HALIFAX - Nova Scotia seafood processing industry expressed concerns Thursday with changes to the federal government's temporary foreign worker program as the province's labour minister called for more flexibility from Ottawa.
Marilyn Clark, executive director of the Nova Scotia Fish Packers Association, said she would like to see the seafood industry treated like agriculture and be exempted from some of the recently announced revisions to the federal program.
"There's so many parallels between agriculture and fisheries," Clark said in an interview. "The products are seasonal and they're perishable. When the season's on you have to have the manpower to get these products into processing. If you don't, you're going to lose them."
Under the new rules to the federal program, employers in the accommodation, food and retail sectors would be barred from hiring low-wage temporary foreign workers in regions where unemployment is above six per cent.
The program is mostly used by the fish and lobster processing sector and Clark said the industry is facing imminent labour shortages.
"Everybody recognizes that we have a very big future problem because of an aging workforce," she said
Labour Minister Kelly Regan said she will argue for some industries in her province to be treated differently when she meets with federal Employment Minister Jason Kenney next week.
"We want some flexibility," Regan said after a cabinet meeting on Thursday. "Some of our fish plant owners, some of our restaurant owners, some of our tourism operators are going to have a hard time finding enough staff under these new rules."
In an email, Alexandra Fortier, a spokeswoman for Kenney, says the changes are aimed at restoring the program to its original purpose to give employers access to a limited supply of foreign workers when there are no qualified Canadians to fill available jobs.
Fortier says employers in Nova Scotia requested more than 2,300 temporary foreign workers in 2013, despite an unemployment rate of nine per cent.
Despite the high unemployment, Clark said some businesses still face challenges in hiring locally.

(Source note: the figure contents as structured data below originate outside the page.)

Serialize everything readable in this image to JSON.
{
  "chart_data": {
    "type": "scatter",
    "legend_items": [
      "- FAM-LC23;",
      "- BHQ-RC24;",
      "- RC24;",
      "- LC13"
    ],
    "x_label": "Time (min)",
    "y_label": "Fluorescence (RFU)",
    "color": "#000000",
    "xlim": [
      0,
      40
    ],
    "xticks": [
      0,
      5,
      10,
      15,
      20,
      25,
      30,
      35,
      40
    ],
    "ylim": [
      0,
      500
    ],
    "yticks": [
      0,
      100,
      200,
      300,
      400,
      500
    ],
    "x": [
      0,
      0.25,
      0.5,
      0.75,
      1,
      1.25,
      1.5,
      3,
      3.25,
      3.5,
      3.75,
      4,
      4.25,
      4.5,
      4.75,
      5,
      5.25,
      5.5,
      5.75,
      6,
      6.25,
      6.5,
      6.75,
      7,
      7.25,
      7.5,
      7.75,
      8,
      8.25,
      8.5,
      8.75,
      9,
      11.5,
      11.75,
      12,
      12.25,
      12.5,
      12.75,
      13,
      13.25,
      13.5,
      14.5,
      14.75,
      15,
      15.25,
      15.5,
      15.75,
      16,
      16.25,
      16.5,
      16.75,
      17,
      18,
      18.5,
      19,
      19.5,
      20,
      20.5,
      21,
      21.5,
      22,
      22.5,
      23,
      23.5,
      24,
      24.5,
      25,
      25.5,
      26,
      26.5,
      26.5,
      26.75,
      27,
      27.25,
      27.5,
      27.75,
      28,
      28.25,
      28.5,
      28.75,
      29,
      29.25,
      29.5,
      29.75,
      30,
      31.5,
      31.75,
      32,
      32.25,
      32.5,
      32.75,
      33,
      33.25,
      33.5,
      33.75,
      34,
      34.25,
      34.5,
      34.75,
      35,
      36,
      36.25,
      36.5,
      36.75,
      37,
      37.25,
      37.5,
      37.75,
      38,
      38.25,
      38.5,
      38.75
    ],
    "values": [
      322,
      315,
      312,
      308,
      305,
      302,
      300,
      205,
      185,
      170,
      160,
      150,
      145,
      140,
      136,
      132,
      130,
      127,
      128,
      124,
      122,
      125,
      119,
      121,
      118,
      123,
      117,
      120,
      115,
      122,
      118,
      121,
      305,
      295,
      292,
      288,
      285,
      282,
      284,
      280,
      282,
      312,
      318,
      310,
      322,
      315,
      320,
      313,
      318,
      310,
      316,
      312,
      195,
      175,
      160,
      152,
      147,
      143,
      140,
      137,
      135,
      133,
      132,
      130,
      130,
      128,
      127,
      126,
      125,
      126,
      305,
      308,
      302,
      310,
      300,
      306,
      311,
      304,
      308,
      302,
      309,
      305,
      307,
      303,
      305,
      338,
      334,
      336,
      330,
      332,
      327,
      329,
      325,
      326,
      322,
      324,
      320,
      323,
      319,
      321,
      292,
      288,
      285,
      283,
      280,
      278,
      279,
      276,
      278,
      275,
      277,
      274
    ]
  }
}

"We're located in rural areas where we're not close to labour pools," she said. "For the most part, these jobs are hard to fill by Canadians who are looking for better opportunities."
Regan said Halifax is the only region in Nova Scotia with a low enough unemployment rate to allow low-wage temporary foreign workers to be employed in most industries.
The protection of temporary foreign workers is also important, Regan said.
The province organized a consultation process with Nova Scotia businesses and industry associations a month ago at the federal government's request, she said.
"There were some abuses (under the program), but we want to make sure that we don't hurt businesses that in some areas are having difficulty finding enough workers at certain times," said Regan.
"We're going to have to sit down and really look at this hard with the companies to see what we can do and see what they can do to deal with this situation."
Changes to the program are designed to be phased in over a two-year period and come into full effect by July 1, 2016. Besides a cap on foreign workers a business is allowed to hire, the program also paves the way for more inspections, greater fines for those who abuse the program as well as increased application fees for employers.